Organizations being conferred the Nobel Peace Prize is not new, but I haven’t heard before of an entire geographic region winning the coveted prize.
So, I am kind of amused to hear that the European Union has won the peace prize this year. No, I am not against the idea of recognizing an entire continent for its peace efforts. But, I know I am not alone when I ask, ‘But why the European Union?’
It reminded me of how embarrassed many in the United States were when President Barack Obama, just one year into his presidency was conferred the peace prize in 2009, a time when the country was in the thick of war on two fronts – Iraq and Afghanistan.
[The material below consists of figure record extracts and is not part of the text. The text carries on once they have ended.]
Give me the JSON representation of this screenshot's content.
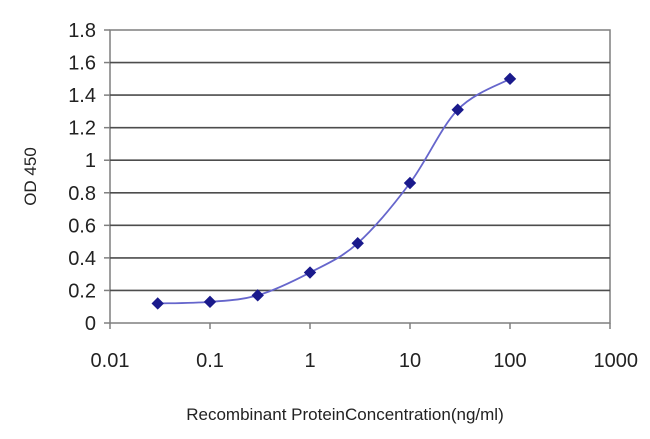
{
  "chart_data": {
    "type": "line",
    "title": "",
    "xlabel": "Recombinant ProteinConcentration(ng/ml)",
    "ylabel": "OD 450",
    "x_scale": "log",
    "xlim": [
      0.01,
      1000
    ],
    "ylim": [
      0,
      1.8
    ],
    "x_ticks": [
      "0.01",
      "0.1",
      "1",
      "10",
      "100",
      "1000"
    ],
    "y_ticks": [
      "0",
      "0.2",
      "0.4",
      "0.6",
      "0.8",
      "1",
      "1.2",
      "1.4",
      "1.6",
      "1.8"
    ],
    "grid": true,
    "legend": "none",
    "series": [
      {
        "x": [
          0.03,
          0.1,
          0.3,
          1,
          3,
          10,
          30,
          100
        ],
        "y": [
          0.12,
          0.13,
          0.17,
          0.31,
          0.49,
          0.86,
          1.31,
          1.5
        ],
        "color": "#1a1a8c",
        "line_color": "#6666cc",
        "marker": "diamond"
      }
    ],
    "colors": {
      "plot_border": "#7f7f7f",
      "gridline": "#4d4d4d",
      "text": "#222222"
    }
  }
}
Okay, without questioning the relevance of a peace prize in today’s violence ridden world, let me understand why Europe?
So they are not exactly at war with each other, or with others, but who can deny the growing resentment among the weaker EU members against Germany’s economic superiority and the UK’s opportunistic fence sitting.
Perhaps the Nobel Peace Prize committee meant to acknowledge the EU in retrospect for its post-WW -II past. With images of violent protests on the streets of Greece still recent and fresh; and unrest over austerity measures, unemployment and a general economic collapse among several of the member countries it seems incongruous to pat them on the back for peace.
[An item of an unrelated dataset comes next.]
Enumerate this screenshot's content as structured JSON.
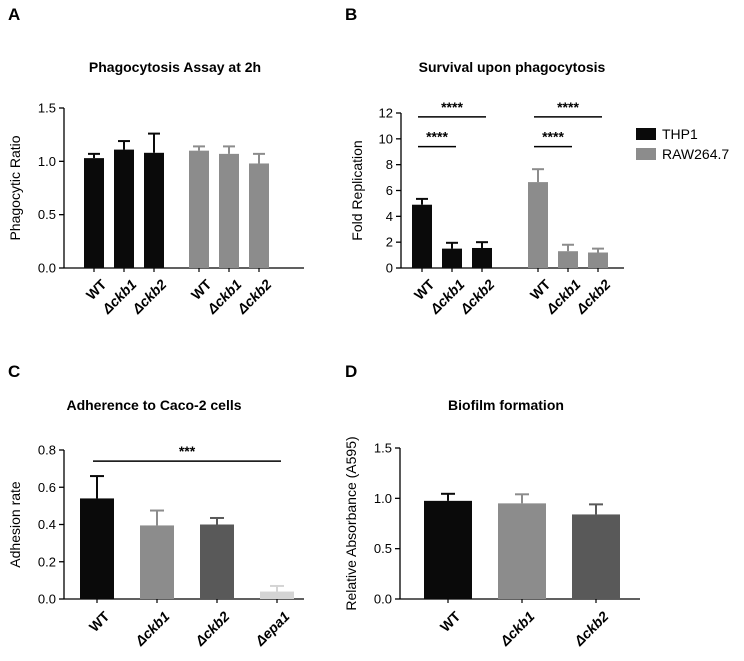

Or perhaps the Nobel Peace Prize committee is trying to send out a message to the EU to get its act together by putting it under the world’s glare.
Or could it also be that the Nobel Peace Prize committee, in its desperate quest to find some peace in the world, ironically found the European Union to be the lesser of evil elsewhere?
Whatever be the reasons, I guess the Europeans should be allowed their moment of pride. Still, I couldn’t help noticing in the web sphere that the most skeptical of comments over the announcement are from Europeans themselves.
CNN’s British-origin anchor Piers Morgan personalized the honor by tweeting: “I have just won the Nobel Peace Prize? How exciting.”
But BBC business correspondent Robert Peston had a more valid question: Would everyone in the EU get a share of the $1.2 million prize money. Well, the 500 million-strong continent that works out to about a quarter of a cent per person.
Just as well, Mr. Preston, in any case, the $1.2 million is hardly going to solve Europe’s economic woes.